In the 2013 Assembly elections, the expenditure was ₹286.59 crore at ₹1.27 crore per legislator. With inflation, the cost of poll machinery and infrastructure required to conduct polls saw a steep rise and the cost went up to ₹393.07 crore in the 2018 Assembly polls.
Chief Electoral Officer (CEO) Sanjiv Kumar told The Hindu that since the bypolls have come within months of the 2019 Lok Sabha polls (April-May 2019), expenses incurred on the revision and update of electoral rolls cannot be included in the overall cost of the bypolls. “Electoral roll revision is a routine process and even without the bypolls, the expenses would have been the same. We may have to see this as a separate component,” he said.

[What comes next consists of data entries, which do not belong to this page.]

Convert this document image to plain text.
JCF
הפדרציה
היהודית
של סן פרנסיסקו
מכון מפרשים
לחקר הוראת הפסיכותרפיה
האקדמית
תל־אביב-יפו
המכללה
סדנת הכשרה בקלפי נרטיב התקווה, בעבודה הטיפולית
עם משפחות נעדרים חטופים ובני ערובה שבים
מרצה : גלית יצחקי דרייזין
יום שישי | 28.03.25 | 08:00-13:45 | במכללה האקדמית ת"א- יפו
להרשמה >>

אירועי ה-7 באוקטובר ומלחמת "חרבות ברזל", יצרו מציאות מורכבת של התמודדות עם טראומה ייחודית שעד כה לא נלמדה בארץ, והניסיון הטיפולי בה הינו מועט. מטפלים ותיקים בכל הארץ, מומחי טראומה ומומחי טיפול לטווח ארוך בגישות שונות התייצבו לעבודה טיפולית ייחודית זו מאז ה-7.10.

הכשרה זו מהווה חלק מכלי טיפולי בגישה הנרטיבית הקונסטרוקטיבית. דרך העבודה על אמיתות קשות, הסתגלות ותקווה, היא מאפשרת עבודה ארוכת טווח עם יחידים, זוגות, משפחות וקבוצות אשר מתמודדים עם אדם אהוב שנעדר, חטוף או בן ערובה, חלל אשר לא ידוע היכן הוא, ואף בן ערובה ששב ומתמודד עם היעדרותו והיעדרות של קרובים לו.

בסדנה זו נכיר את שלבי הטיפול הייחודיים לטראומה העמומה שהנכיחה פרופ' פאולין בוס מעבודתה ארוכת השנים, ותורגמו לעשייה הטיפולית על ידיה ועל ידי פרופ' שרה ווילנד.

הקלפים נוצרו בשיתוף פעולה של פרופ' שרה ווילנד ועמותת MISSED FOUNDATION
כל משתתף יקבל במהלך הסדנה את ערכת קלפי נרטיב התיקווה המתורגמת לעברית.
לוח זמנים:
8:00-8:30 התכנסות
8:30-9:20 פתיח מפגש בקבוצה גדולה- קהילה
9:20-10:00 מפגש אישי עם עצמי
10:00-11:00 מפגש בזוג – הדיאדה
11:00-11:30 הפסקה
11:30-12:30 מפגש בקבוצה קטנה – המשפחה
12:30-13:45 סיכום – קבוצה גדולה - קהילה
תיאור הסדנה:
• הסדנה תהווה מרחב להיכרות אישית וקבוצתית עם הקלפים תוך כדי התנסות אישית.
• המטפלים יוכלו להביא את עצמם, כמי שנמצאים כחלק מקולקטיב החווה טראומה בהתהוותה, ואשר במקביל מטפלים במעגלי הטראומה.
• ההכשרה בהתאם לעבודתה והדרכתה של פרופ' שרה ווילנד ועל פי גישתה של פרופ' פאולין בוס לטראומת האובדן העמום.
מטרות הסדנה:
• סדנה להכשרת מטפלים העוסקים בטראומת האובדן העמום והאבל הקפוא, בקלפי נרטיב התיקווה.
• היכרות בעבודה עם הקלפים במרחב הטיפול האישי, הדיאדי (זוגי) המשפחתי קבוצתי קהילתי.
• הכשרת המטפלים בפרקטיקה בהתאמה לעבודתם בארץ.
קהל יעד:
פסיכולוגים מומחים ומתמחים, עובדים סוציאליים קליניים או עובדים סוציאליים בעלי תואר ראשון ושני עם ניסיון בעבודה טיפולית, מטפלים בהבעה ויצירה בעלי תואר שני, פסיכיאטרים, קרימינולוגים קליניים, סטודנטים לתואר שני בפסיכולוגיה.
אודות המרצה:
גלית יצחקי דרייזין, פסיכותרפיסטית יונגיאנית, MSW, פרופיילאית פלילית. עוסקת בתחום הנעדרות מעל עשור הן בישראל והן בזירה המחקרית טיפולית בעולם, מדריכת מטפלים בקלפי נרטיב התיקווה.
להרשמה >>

Pointing out that civil expenditure (to conduct voter awareness campaigns, remuneration of polling personnel and election observers) will be a major component, the CEO said this is expected as cost of poll-related consumables had steeply increased.
Security arrangements
Another major component of the total cost is security arrangements. The EC has deployed 42,500 personnel for the bypolls, where 37,77,970 voters will exercise their franchise in 4,185 polling booths.
With 884 polling booths having being identified as critical booths, the EC has stepped up surveillance by deploying additional forces, especially in constituencies that are on the border areas of neighbouring States. At least seven of the 15 constituencies border the neighbouring States of Andhra Pradesh, Maharashtra, Goa, and Tamil Nadu.